For 60 years scientists had noted a correlation between height and coronary heart disease, which kills 73,000 people a year in the UK.

It was thought that social factors that can stunt height, such as poor nutrition in childhood, might explain why petite people were more likely to develop heart problems.

But a new study has found that every 2.5 inches difference in height between two people makes the shorter person 13.5 per cent more likely to develop heart disease.
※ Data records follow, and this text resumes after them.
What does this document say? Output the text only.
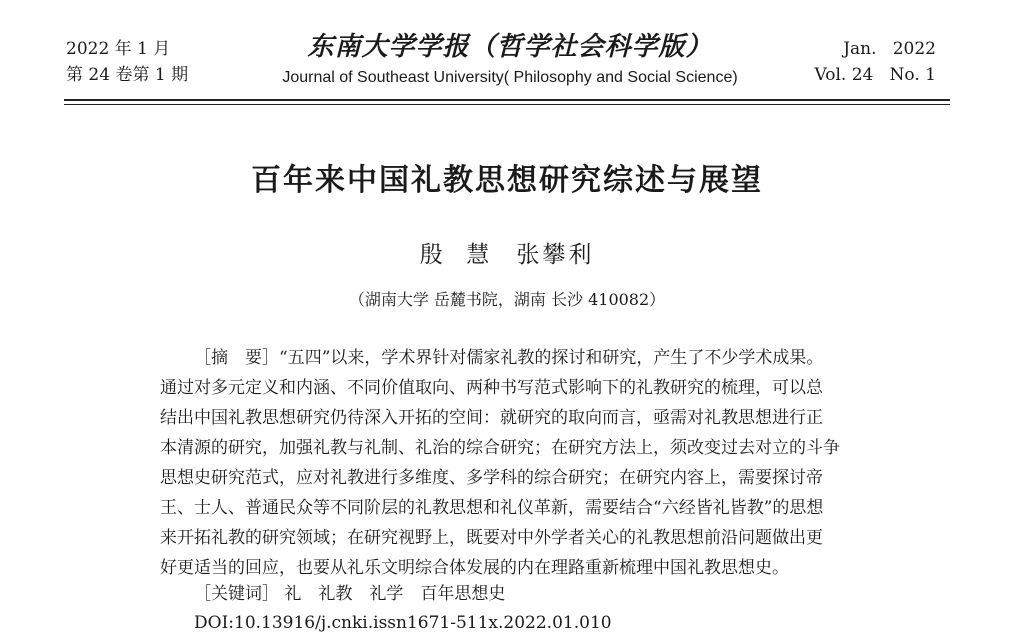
2022 年 1 月
第 24 卷第 1 期
东南大学学报（哲学社会科学版）
Journal of Southeast University( Philosophy and Social Science)
Jan.   2022
Vol. 24   No. 1
百年来中国礼教思想研究综述与展望
殷  慧 张攀利
（湖南大学 岳麓书院，湖南 长沙 410082）
［摘　要］“五四”以来，学术界针对儒家礼教的探讨和研究，产生了不少学术成果。
通过对多元定义和内涵、不同价值取向、两种书写范式影响下的礼教研究的梳理，可以总
结出中国礼教思想研究仍待深入开拓的空间：就研究的取向而言，亟需对礼教思想进行正
本清源的研究，加强礼教与礼制、礼治的综合研究；在研究方法上，须改变过去对立的斗争
思想史研究范式，应对礼教进行多维度、多学科的综合研究；在研究内容上，需要探讨帝
王、士人、普通民众等不同阶层的礼教思想和礼仪革新，需要结合“六经皆礼皆教”的思想
来开拓礼教的研究领域；在研究视野上，既要对中外学者关心的礼教思想前沿问题做出更
好更适当的回应，也要从礼乐文明综合体发展的内在理路重新梳理中国礼教思想史。
［关键词］ 礼　礼教　礼学　百年思想史
DOI:10.13916/j.cnki.issn1671-511x.2022.01.010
Researchers at the University of Leicester studied the DNA of people of various heights; some had suffered heart disease and some had not. They found that the same genetic variants that help determine a person’s adult height also influence the development of their cardiovascular system.

 

Scientists studied 180 genetic variants linked both to short height and to heart disease, using data from 200,000 people. Professor Sir Nilesh Samani, who led the study, explained: “We looked at what those genes do. Variants which make you shorter or taller also affect the structure of your blood vessels, and that’s the reason you have higher or lower risk [of heart disease].”

The study found that, compared with someone who is 5ft 6in tall, a person who is just 5ft tall has on average a 32 per cent higher risk of coronary heart disease – the commonest cause of premature death worldwide.

The condition narrows the arteries that supply blood to the heart, owing to a build-up of fatty material known as plaque inside the walls of the arteries. If a blood clot forms over the plaque an artery can become completely blocked, causing a heart attack.

Professor Samani added: “[DNA] cannot be modified by one’s lifestyle or socioeconomic conditions. If shorter height is directly connected with increased risk of coronary heart disease, one would expect that [the genetic variants studied] would also be associated with coronary heart disease – and this is precisely what we found.”

The study, part-funded by the British Heart Foundation, revealed that cholesterol and fat levels only partly explained the relationship between shortness and the disease.

The charity’s associate medical director, Professor Jeremy Pearson, said this was the first study to show that the risk of heart disease was at least in part due to genetics.